I’m pretty sure by now everyone is familiar with contactless payment, Visa payWave being the most common type and NFC phone type payments (not currently supported in Malaysia) like Apple Pay and Google Wallet.
I mean look at my old ass UK Barclays Card, we’ve had contactless payments since 2007 and hardly anyone in the UK uses cash anymore as it’s just so convenient. And no, we don’t have a bunch of security issues, cloned cards and RFID card theft.
So what is the deal with the security of them? For a brief layman’s type overview check out this video first:
A lot of the concerns come from viral-type videos of people in the Subway ‘cloning’ people’s credit or debit cards whilst they are inside their handbags or wallets. It’s a neat trick, but in reality, it’s not so useful and the person reading your card with their RFID reader is actually getting less info than if they just peeked over your shoulder at the shopping mall and looking at the front of your card.
I’m glad to see my Malaysian cards finally getting up to date with Chip-and-PIN implementation + Visa payWave contactless payment, both Debit and Credit.
I use payWave quite a lot, I’ve gotta say the Malaysian implementation of it right isn’t bad, but I’d like to see some improvements. I’ve had no real issues at shopping malls or places like Tesco but I’ve struggled a bit at petrol stations. And more shops needs to rewire/adapt their terminals so we can enter our PIN more easily and securely (UK shops usually have separate permanent terminals solely for contactless payment and PIN entry).
But let’s talk more about the security of it, as that seems to the concern of the majority of people. Let’s start with putting it this way, I’m an information security professional (trained, experienced and certified) and I have no issues with carrying or using contactless payment cards.
And I don’t think you should either.
In theory, if someone managed to scan your card they would have had to get their reader within 4cm of your card, with your card not being near other cards and all they would have got is your card number and your expiry date.

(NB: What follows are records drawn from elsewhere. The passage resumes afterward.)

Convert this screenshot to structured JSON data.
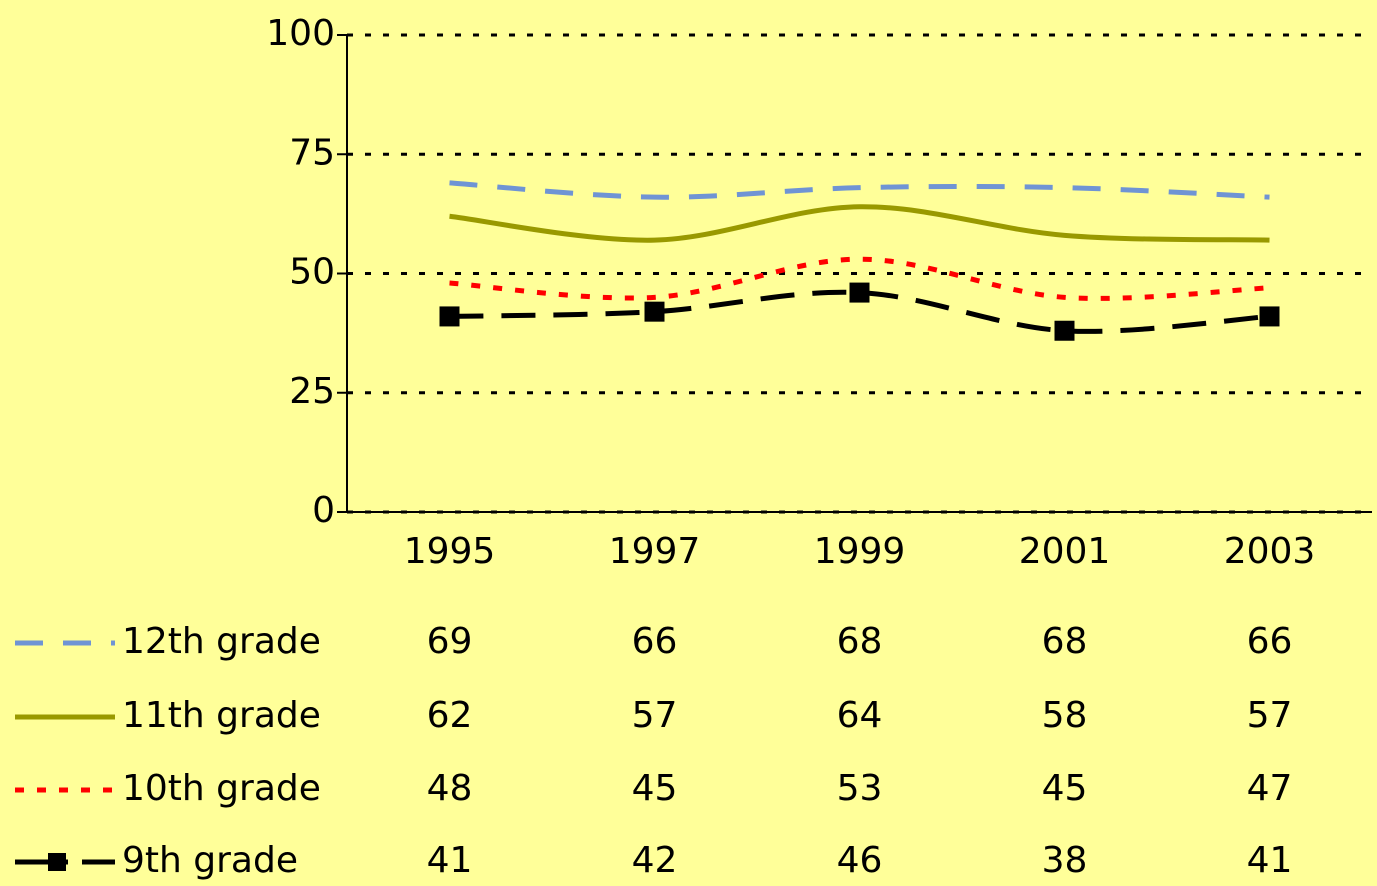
{
  "chart_data": {
    "type": "line",
    "categories": [
      "1995",
      "1997",
      "1999",
      "2001",
      "2003"
    ],
    "series": [
      {
        "name": "12th grade",
        "color": "#6f94d4",
        "style": "dashed",
        "values": [
          69,
          66,
          68,
          68,
          66
        ]
      },
      {
        "name": "11th grade",
        "color": "#999900",
        "style": "solid",
        "values": [
          62,
          57,
          64,
          58,
          57
        ]
      },
      {
        "name": "10th grade",
        "color": "#ff0000",
        "style": "dotted",
        "values": [
          48,
          45,
          53,
          45,
          47
        ]
      },
      {
        "name": "9th grade",
        "color": "#000000",
        "style": "dashed-square",
        "values": [
          41,
          42,
          46,
          38,
          41
        ]
      }
    ],
    "ylim": [
      0,
      100
    ],
    "yticks": [
      0,
      25,
      50,
      75,
      100
    ],
    "grid": true
  }
}
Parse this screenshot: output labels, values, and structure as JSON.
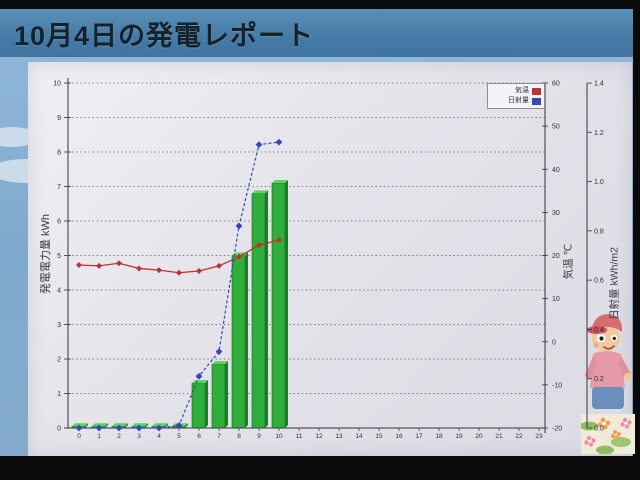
{
  "header": {
    "title": "10月4日の発電レポート"
  },
  "legend": [
    {
      "label": "気温",
      "color": "#bb3431"
    },
    {
      "label": "日射量",
      "color": "#3447be"
    }
  ],
  "chart_data": {
    "type": "bar",
    "x": [
      0,
      1,
      2,
      3,
      4,
      5,
      6,
      7,
      8,
      9,
      10,
      11,
      12,
      13,
      14,
      15,
      16,
      17,
      18,
      19,
      20,
      21,
      22,
      23
    ],
    "series": [
      {
        "name": "発電電力量",
        "type": "bar",
        "axis": "left",
        "unit": "kWh",
        "color": "#2fae3b",
        "values": [
          0.05,
          0.05,
          0.05,
          0.05,
          0.05,
          0.05,
          1.3,
          1.85,
          5.0,
          6.8,
          7.1
        ]
      },
      {
        "name": "気温",
        "type": "line",
        "axis": "right1",
        "unit": "℃",
        "color": "#bb3431",
        "values": [
          17.8,
          17.6,
          18.2,
          17.0,
          16.6,
          16.0,
          16.4,
          17.6,
          19.7,
          22.4,
          23.6
        ]
      },
      {
        "name": "日射量",
        "type": "line",
        "axis": "right2",
        "unit": "kWh/m2",
        "color": "#3447be",
        "values": [
          0,
          0,
          0,
          0,
          0,
          0.01,
          0.21,
          0.31,
          0.82,
          1.15,
          1.16
        ]
      }
    ],
    "axes": {
      "left": {
        "title": "発電電力量 kWh",
        "min": 0,
        "max": 10,
        "step": 1
      },
      "right1": {
        "title": "気温 ℃",
        "min": -20,
        "max": 60,
        "step": 10
      },
      "right2": {
        "title": "日射量 kWh/m2",
        "min": 0,
        "max": 1.4,
        "step": 0.2
      },
      "x": {
        "min": 0,
        "max": 23,
        "step": 1
      }
    },
    "grid": "horizontal-dashed",
    "legend_position": "top-right"
  }
}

Your name and the most critical of all, the CVV2 code (the 3 digits on the back of your card on the signature strip) are not stored on the card so they can’t be read. Plus the card itself has a unique cryptographically signed chip in to verify it’s original (that’s why chip cards are more secure than magnetic strip cards).

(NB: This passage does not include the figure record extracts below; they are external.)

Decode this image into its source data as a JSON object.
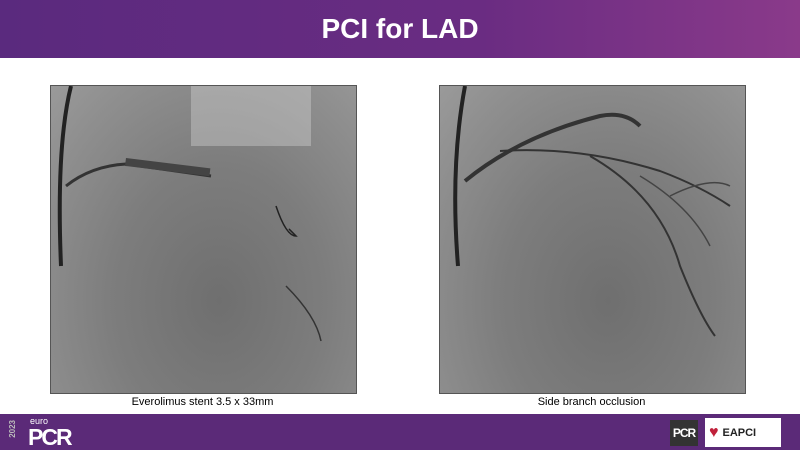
{
  "slide": {
    "title": "PCI for LAD"
  },
  "images": [
    {
      "caption": "Everolimus stent 3.5 x 33mm"
    },
    {
      "caption": "Side branch occlusion"
    }
  ],
  "footer": {
    "logo_year": "2023",
    "logo_prefix": "euro",
    "logo_main": "PCR",
    "partner_logo": "PCR",
    "eapci_logo": "EAPCI"
  },
  "colors": {
    "header": "#5a2a7e",
    "header_end": "#8a3a8a",
    "footer": "#5b2a78"
  }
}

To do an online transaction you need those AND your physical home address and then you’ll be sent to the Verified by Visa page where you will need to enter the code sent to your phone via SMS to proceed with the purchase.
So in reality, its not that straightforward to steal, clone or misuse your card details.

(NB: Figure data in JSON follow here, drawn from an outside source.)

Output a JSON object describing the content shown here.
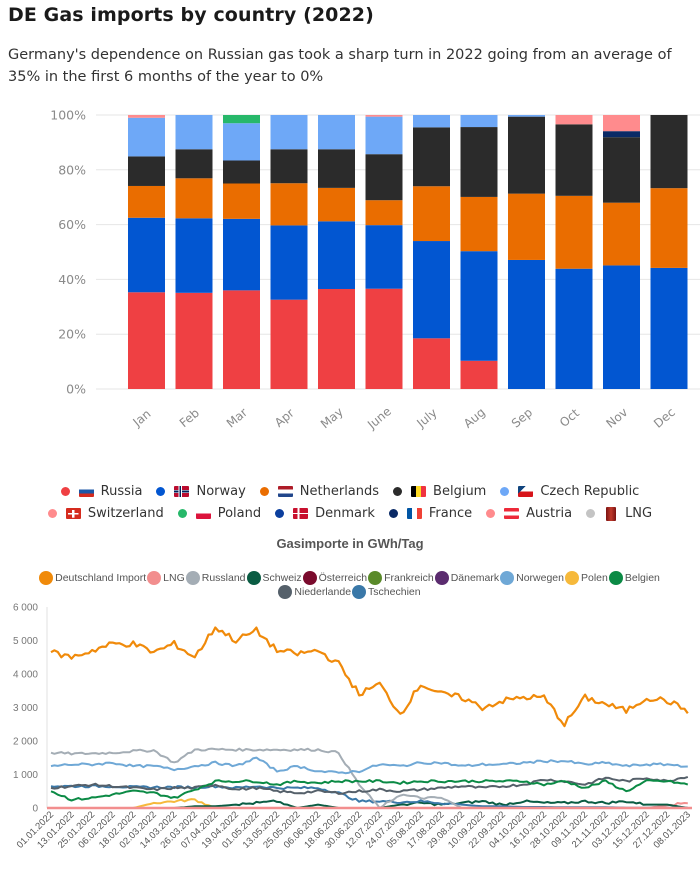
{
  "title": "DE Gas imports by country (2022)",
  "subtitle": "Germany's dependence on Russian gas took a sharp turn in 2022 going from an average of 35% in the first 6 months of the year to 0%",
  "chart_data": [
    {
      "type": "bar",
      "stacked": true,
      "title": "DE Gas imports by country (2022)",
      "categories": [
        "Jan",
        "Feb",
        "Mar",
        "Apr",
        "May",
        "June",
        "July",
        "Aug",
        "Sep",
        "Oct",
        "Nov",
        "Dec"
      ],
      "ylim": [
        0,
        100
      ],
      "yticks": [
        "0%",
        "20%",
        "40%",
        "60%",
        "80%",
        "100%"
      ],
      "grid": true,
      "legend_position": "bottom",
      "series": [
        {
          "name": "Russia",
          "color": "#ef4043",
          "values": [
            35.3,
            35.1,
            36.0,
            32.6,
            36.5,
            36.6,
            18.5,
            10.3,
            0,
            0,
            0,
            0
          ]
        },
        {
          "name": "Norway",
          "color": "#0256d1",
          "values": [
            27.2,
            27.2,
            26.1,
            27.1,
            24.7,
            23.2,
            35.5,
            40.0,
            47.1,
            43.9,
            45.1,
            44.2
          ]
        },
        {
          "name": "Netherlands",
          "color": "#ea6d00",
          "values": [
            11.6,
            14.6,
            12.9,
            15.4,
            12.2,
            9.1,
            20.0,
            19.8,
            24.2,
            26.6,
            22.9,
            29.1
          ]
        },
        {
          "name": "Belgium",
          "color": "#2b2b2b",
          "values": [
            10.8,
            10.6,
            8.4,
            12.4,
            14.1,
            16.8,
            21.5,
            25.5,
            28.1,
            26.1,
            23.9,
            26.7
          ]
        },
        {
          "name": "Czech Republic",
          "color": "#6ea8f7",
          "values": [
            14.1,
            12.5,
            13.6,
            12.5,
            12.5,
            13.7,
            4.5,
            4.4,
            0.6,
            0,
            0,
            0
          ]
        },
        {
          "name": "Switzerland",
          "color": "#ff8b8d",
          "values": [
            0,
            0,
            0,
            0,
            0,
            0,
            0,
            0,
            0,
            0,
            0,
            0
          ]
        },
        {
          "name": "Poland",
          "color": "#27b86a",
          "values": [
            0,
            0,
            3.0,
            0,
            0,
            0,
            0,
            0,
            0,
            0,
            0,
            0
          ]
        },
        {
          "name": "Denmark",
          "color": "#0c3f9e",
          "values": [
            0,
            0,
            0,
            0,
            0,
            0,
            0,
            0,
            0,
            0,
            0,
            0
          ]
        },
        {
          "name": "France",
          "color": "#0a2a66",
          "values": [
            0,
            0,
            0,
            0,
            0,
            0,
            0,
            0,
            0,
            0,
            2.2,
            0
          ]
        },
        {
          "name": "Austria",
          "color": "#ff8b8d",
          "values": [
            1.0,
            0,
            0,
            0,
            0,
            0.6,
            0,
            0,
            0,
            3.4,
            5.9,
            0
          ]
        },
        {
          "name": "LNG",
          "color": "#c4c4c4",
          "values": [
            0,
            0,
            0,
            0,
            0,
            0,
            0,
            0,
            0,
            0,
            0,
            0
          ]
        }
      ],
      "legend": [
        {
          "name": "Russia",
          "dot": "#ef4043",
          "flag": "russia"
        },
        {
          "name": "Norway",
          "dot": "#0256d1",
          "flag": "norway"
        },
        {
          "name": "Netherlands",
          "dot": "#ea6d00",
          "flag": "netherlands"
        },
        {
          "name": "Belgium",
          "dot": "#2b2b2b",
          "flag": "belgium"
        },
        {
          "name": "Czech Republic",
          "dot": "#6ea8f7",
          "flag": "czech"
        },
        {
          "name": "Switzerland",
          "dot": "#ff8b8d",
          "flag": "switzerland"
        },
        {
          "name": "Poland",
          "dot": "#27b86a",
          "flag": "poland"
        },
        {
          "name": "Denmark",
          "dot": "#0c3f9e",
          "flag": "denmark"
        },
        {
          "name": "France",
          "dot": "#0a2a66",
          "flag": "france"
        },
        {
          "name": "Austria",
          "dot": "#ff8b8d",
          "flag": "austria"
        },
        {
          "name": "LNG",
          "dot": "#c4c4c4",
          "flag": "lng-barrel"
        }
      ]
    },
    {
      "type": "line",
      "title": "Gasimporte in GWh/Tag",
      "ylim": [
        0,
        6000
      ],
      "yticks": [
        "0",
        "1 000",
        "2 000",
        "3 000",
        "4 000",
        "5 000",
        "6 000"
      ],
      "ytick_values": [
        0,
        1000,
        2000,
        3000,
        4000,
        5000,
        6000
      ],
      "legend_position": "top",
      "x": [
        "01.01.2022",
        "13.01.2022",
        "25.01.2022",
        "06.02.2022",
        "18.02.2022",
        "02.03.2022",
        "14.03.2022",
        "26.03.2022",
        "07.04.2022",
        "19.04.2022",
        "01.05.2022",
        "13.05.2022",
        "25.05.2022",
        "06.06.2022",
        "18.06.2022",
        "30.06.2022",
        "12.07.2022",
        "24.07.2022",
        "05.08.2022",
        "17.08.2022",
        "29.08.2022",
        "10.09.2022",
        "22.09.2022",
        "04.10.2022",
        "16.10.2022",
        "28.10.2022",
        "09.11.2022",
        "21.11.2022",
        "03.12.2022",
        "15.12.2022",
        "27.12.2022",
        "08.01.2023"
      ],
      "series": [
        {
          "name": "Deutschland Import",
          "color": "#f08a0a",
          "values": [
            4650,
            4500,
            4700,
            4900,
            4900,
            4650,
            4900,
            4500,
            5400,
            5000,
            5300,
            4700,
            4600,
            4700,
            4300,
            3400,
            3700,
            2800,
            3700,
            3400,
            3300,
            3000,
            3200,
            3300,
            3300,
            2500,
            3300,
            3100,
            2900,
            3300,
            3200,
            2900
          ]
        },
        {
          "name": "LNG",
          "color": "#f28e8e",
          "values": [
            0,
            0,
            0,
            0,
            0,
            0,
            0,
            0,
            0,
            0,
            0,
            0,
            0,
            0,
            0,
            0,
            0,
            0,
            0,
            0,
            0,
            0,
            0,
            0,
            0,
            0,
            0,
            0,
            0,
            0,
            80,
            150
          ]
        },
        {
          "name": "Russland",
          "color": "#a4adb5",
          "values": [
            1650,
            1620,
            1630,
            1650,
            1700,
            1720,
            1350,
            1740,
            1750,
            1740,
            1740,
            1740,
            1740,
            1740,
            1650,
            700,
            0,
            400,
            300,
            300,
            0,
            0,
            0,
            0,
            0,
            0,
            0,
            0,
            0,
            0,
            0,
            0
          ]
        },
        {
          "name": "Schweiz",
          "color": "#0a5c43",
          "values": [
            0,
            0,
            0,
            0,
            0,
            0,
            0,
            50,
            50,
            100,
            150,
            200,
            0,
            100,
            0,
            0,
            0,
            100,
            150,
            100,
            150,
            200,
            100,
            200,
            150,
            150,
            200,
            150,
            200,
            100,
            100,
            0
          ]
        },
        {
          "name": "Österreich",
          "color": "#7a0b2d",
          "values": [
            0,
            0,
            0,
            0,
            0,
            0,
            0,
            0,
            0,
            0,
            0,
            0,
            0,
            0,
            0,
            0,
            0,
            0,
            0,
            0,
            0,
            0,
            0,
            0,
            0,
            0,
            0,
            0,
            0,
            0,
            0,
            0
          ]
        },
        {
          "name": "Frankreich",
          "color": "#5a8a2a",
          "values": [
            0,
            0,
            0,
            0,
            0,
            0,
            0,
            0,
            0,
            0,
            0,
            0,
            0,
            0,
            0,
            0,
            0,
            0,
            0,
            0,
            0,
            0,
            0,
            0,
            0,
            0,
            0,
            0,
            0,
            0,
            0,
            0
          ]
        },
        {
          "name": "Dänemark",
          "color": "#5b2c6f",
          "values": [
            0,
            0,
            0,
            0,
            0,
            0,
            0,
            0,
            0,
            0,
            0,
            0,
            0,
            0,
            0,
            0,
            0,
            0,
            0,
            0,
            0,
            0,
            0,
            0,
            0,
            0,
            0,
            0,
            0,
            0,
            0,
            0
          ]
        },
        {
          "name": "Norwegen",
          "color": "#6fa8d6",
          "values": [
            1250,
            1300,
            1300,
            1350,
            1250,
            1250,
            1150,
            1250,
            1350,
            1250,
            1500,
            1100,
            1250,
            1100,
            1050,
            1100,
            1300,
            1250,
            1350,
            1350,
            1250,
            1300,
            1300,
            1350,
            1400,
            1400,
            1300,
            1350,
            1250,
            1300,
            1300,
            1250
          ]
        },
        {
          "name": "Polen",
          "color": "#f6b93b",
          "values": [
            0,
            0,
            0,
            0,
            0,
            150,
            200,
            250,
            0,
            0,
            0,
            0,
            0,
            0,
            0,
            0,
            0,
            0,
            0,
            0,
            0,
            0,
            0,
            0,
            0,
            0,
            0,
            0,
            0,
            0,
            0,
            0
          ]
        },
        {
          "name": "Belgien",
          "color": "#0b8a45",
          "values": [
            500,
            250,
            300,
            400,
            500,
            450,
            300,
            550,
            800,
            800,
            800,
            700,
            800,
            750,
            800,
            800,
            800,
            750,
            800,
            800,
            800,
            800,
            800,
            800,
            700,
            800,
            600,
            800,
            500,
            800,
            800,
            700
          ]
        },
        {
          "name": "Niederlande",
          "color": "#55606a",
          "values": [
            600,
            650,
            700,
            650,
            600,
            550,
            600,
            600,
            700,
            550,
            600,
            500,
            450,
            500,
            450,
            500,
            550,
            500,
            550,
            600,
            650,
            600,
            650,
            700,
            850,
            800,
            700,
            900,
            800,
            900,
            800,
            950
          ]
        },
        {
          "name": "Tschechien",
          "color": "#3a78a8",
          "values": [
            650,
            650,
            650,
            650,
            620,
            620,
            620,
            620,
            650,
            600,
            650,
            600,
            600,
            600,
            450,
            200,
            200,
            180,
            200,
            150,
            100,
            50,
            50,
            30,
            30,
            20,
            20,
            20,
            10,
            10,
            10,
            10
          ]
        }
      ]
    }
  ]
}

In the absolute worst case scenario, someone stole your phone AND your card, you just need to call the Telco to cancel your SIM card and call the bank to cancel your Credit or Debit card.
If you have any further questions ask below and I’ll do my best to answer you, security is a top priority for Visa so use your cards without worry.
Please note the views express here are my own and do not represent views of Visa and associated companies.